Github user steveloughran commented on a diff in the pull request:
https://github.com/apache/spark/pull/17745#discussion_r212391371
--- Diff:
streaming/src/main/scala/org/apache/spark/streaming/dstream/FileInputDStream.scala
---
@@ -196,29 +191,29 @@ class FileInputDStream[K, V, F <: NewInputFormat[K,
V]](
logDebug(s"Getting new files for time $currentTime, " +
s"ignoring files older than $modTimeIgnoreThreshold")

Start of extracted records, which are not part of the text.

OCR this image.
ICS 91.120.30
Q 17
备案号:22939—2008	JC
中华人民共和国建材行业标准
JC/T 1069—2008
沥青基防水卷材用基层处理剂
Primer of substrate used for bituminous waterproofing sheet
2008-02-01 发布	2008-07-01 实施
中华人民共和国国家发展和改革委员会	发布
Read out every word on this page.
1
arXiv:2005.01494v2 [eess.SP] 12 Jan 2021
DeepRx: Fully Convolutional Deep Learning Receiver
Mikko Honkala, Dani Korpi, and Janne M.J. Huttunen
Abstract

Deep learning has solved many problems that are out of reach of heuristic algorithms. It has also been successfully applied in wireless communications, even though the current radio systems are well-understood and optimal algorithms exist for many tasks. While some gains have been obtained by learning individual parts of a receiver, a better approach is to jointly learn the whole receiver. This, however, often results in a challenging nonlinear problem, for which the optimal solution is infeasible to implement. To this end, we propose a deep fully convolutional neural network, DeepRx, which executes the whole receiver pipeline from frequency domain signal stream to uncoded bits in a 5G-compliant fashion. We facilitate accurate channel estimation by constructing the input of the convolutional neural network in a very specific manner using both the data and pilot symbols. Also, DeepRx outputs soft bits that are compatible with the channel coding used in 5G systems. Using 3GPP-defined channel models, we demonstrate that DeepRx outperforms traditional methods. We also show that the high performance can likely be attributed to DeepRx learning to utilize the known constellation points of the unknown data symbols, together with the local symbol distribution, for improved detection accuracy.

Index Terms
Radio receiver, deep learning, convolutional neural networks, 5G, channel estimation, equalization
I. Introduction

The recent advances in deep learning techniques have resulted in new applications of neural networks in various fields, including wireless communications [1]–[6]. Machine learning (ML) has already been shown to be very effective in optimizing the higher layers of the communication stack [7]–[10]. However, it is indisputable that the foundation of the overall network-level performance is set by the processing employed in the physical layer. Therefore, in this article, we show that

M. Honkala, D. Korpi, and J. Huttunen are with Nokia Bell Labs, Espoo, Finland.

- val newFileFilter = new PathFilter {
- def accept(path: Path): Boolean = isNewFile(path, currentTime,
modTimeIgnoreThreshold)
- }
- val directoryFilter = new PathFilter {
- override def accept(path: Path): Boolean =
fs.getFileStatus(path).isDirectory
- }
- val directories = fs.globStatus(directoryPath,
directoryFilter).map(_.getPath)
+ val directories =
Option(fs.globStatus(directoryPath)).getOrElse(Array.empty[FileStatus])
--- End diff --
globStatus is flawed; key limit is that it does a tree walk. It needs to be
replaced with an object-store-list specific one. See
[HADOOP-13371](https://issues.apache.org/jira/browse/HADOOP-13371).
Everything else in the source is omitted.